Unternehmen können die Transparenz ihrer Produktionsabläufe erhöhen, indem sie die Zeiten für typische Prozessschritte wie Rüsten, Einrichten, Eingriffszeit der Werkzeuge, etc. digital erfassen. Eine Herausforderung für die Realisierung der Echtzeit-Transparenz sind jedoch die heterogenen Strukturen im Maschinenpark und in der IT-Landschaft der produzierenden Unternehmen.
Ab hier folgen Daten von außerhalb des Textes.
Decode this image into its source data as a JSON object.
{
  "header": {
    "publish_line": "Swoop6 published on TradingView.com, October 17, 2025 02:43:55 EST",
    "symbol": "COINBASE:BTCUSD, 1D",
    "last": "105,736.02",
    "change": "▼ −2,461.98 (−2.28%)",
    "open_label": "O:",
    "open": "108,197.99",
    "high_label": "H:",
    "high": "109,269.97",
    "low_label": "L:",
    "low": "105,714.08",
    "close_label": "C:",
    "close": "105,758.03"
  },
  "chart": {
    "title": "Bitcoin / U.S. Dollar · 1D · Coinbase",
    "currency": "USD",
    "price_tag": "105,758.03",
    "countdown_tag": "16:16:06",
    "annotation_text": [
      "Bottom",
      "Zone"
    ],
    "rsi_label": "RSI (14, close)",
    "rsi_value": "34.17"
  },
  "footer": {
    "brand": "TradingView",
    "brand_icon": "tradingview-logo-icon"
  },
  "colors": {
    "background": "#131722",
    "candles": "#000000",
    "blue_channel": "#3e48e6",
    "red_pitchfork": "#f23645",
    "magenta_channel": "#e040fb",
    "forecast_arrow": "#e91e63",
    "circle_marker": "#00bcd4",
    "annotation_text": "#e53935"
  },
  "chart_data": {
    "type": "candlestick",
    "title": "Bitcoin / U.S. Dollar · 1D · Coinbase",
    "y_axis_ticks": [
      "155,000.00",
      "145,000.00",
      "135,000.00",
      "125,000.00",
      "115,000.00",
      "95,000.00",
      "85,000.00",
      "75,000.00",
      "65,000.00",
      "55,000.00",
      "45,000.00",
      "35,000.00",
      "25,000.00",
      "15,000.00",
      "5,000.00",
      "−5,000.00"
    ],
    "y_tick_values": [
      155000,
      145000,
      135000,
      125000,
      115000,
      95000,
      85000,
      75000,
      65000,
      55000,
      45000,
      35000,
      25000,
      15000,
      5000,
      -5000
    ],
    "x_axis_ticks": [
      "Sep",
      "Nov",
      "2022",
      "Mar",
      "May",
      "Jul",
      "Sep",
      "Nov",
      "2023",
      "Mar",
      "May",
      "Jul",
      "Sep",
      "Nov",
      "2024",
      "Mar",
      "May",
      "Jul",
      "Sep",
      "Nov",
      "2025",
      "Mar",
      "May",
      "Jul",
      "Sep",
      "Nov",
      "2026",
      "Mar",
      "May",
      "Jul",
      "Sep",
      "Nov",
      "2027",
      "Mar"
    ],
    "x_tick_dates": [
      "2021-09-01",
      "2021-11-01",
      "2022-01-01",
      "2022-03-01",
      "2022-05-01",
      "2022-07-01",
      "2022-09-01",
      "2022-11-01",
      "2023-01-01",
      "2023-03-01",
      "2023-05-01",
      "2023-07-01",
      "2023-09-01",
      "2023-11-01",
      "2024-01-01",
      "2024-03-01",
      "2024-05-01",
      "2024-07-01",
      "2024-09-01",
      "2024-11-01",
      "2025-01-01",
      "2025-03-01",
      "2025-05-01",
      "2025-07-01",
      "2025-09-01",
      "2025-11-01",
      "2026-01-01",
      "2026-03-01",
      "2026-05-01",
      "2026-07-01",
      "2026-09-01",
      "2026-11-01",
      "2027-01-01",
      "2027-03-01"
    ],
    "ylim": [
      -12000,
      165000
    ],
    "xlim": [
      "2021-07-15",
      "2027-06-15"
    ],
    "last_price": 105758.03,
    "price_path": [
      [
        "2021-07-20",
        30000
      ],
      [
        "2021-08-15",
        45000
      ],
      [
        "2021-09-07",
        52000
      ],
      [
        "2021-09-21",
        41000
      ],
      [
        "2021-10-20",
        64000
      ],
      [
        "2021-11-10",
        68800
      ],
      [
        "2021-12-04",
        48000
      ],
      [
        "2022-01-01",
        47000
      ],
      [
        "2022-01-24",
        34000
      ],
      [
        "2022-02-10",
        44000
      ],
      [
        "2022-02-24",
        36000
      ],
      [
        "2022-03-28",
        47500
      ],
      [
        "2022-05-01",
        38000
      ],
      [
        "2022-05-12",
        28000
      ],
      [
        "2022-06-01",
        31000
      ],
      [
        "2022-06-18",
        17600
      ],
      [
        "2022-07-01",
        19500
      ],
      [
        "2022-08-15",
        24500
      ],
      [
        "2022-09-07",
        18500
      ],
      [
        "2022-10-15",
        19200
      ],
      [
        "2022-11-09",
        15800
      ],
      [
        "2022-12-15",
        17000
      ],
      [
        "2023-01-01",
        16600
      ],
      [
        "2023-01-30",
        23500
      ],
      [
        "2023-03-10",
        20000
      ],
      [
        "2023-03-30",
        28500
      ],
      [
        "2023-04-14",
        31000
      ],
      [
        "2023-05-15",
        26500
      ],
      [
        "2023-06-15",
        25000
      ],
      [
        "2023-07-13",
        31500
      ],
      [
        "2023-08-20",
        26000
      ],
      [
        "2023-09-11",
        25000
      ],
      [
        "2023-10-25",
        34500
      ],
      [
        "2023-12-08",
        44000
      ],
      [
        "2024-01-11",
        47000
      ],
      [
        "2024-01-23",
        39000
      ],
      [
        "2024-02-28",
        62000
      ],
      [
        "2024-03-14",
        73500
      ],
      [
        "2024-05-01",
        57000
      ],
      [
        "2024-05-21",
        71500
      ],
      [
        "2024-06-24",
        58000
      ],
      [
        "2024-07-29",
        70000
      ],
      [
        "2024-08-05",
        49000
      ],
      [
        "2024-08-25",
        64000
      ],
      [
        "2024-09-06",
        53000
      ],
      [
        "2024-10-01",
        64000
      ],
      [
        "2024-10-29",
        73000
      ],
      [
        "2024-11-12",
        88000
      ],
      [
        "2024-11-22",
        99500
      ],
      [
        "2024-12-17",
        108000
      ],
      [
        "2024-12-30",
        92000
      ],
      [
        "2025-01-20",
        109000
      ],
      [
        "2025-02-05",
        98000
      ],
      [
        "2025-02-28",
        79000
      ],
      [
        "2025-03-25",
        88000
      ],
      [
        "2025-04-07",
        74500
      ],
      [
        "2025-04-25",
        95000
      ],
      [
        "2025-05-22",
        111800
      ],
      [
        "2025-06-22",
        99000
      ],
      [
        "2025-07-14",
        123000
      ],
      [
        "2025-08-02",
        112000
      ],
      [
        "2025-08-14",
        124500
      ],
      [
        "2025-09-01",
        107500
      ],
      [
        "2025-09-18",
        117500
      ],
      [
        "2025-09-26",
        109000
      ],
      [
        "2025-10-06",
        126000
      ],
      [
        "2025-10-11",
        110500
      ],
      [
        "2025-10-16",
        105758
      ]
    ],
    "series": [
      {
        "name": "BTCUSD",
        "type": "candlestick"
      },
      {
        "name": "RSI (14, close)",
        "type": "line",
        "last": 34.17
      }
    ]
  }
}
Von der Maschine in die IT-Welt

HeiTPM schlägt als Gateway für IT-Integration, Datenmonitoring und Datenanalyse die Brücke zwischen den Maschinen im Shopfloor – gekennzeichnet durch Realzeit, heterogene Schnittstellen und Protokolle – und der objekt- und dienste-orientierten IT-Welt. Es ergänzt die zeitlich deterministisch ankommenden Daten aus dem Shopfloor mit semantischen und strukturellen Informationen. Die so entstehenden, selbstbeschreibenden Informationsobjekte können über Standardprotokolle an Systeme zur Online-Visualisierung, zur Langzeitspeicherung, für die Smart Data Analystics u.a. weitergeleitet werden.

Optimierung der Fertigungsfolge

Mit den während der Produktion erfassten Echtzeit-Informationen wie Auftragsdaten, Qualitätsdaten, Messdaten und Meldungen, etc. haben Produktionsleiter die Möglichkeit, Optimierungsstrategien für den Produktionsablauf und die Fertigungsfolge zu entwerfen, Qualitätsdaten zu bewerten, Fehler- und Störungsursachen zu erforschen und gezielt einzugreifen. Veränderungen können am virtuellen Modell der Maschinen und Anlagen getestet und bei erfolgreichem Verlauf in die Anlage eingebracht werden. Gleichzeitig bilden die so gewonnenen Daten die Basis für eine zuverlässigere Angebotskalkulation und effizientere Fertigungsplanung.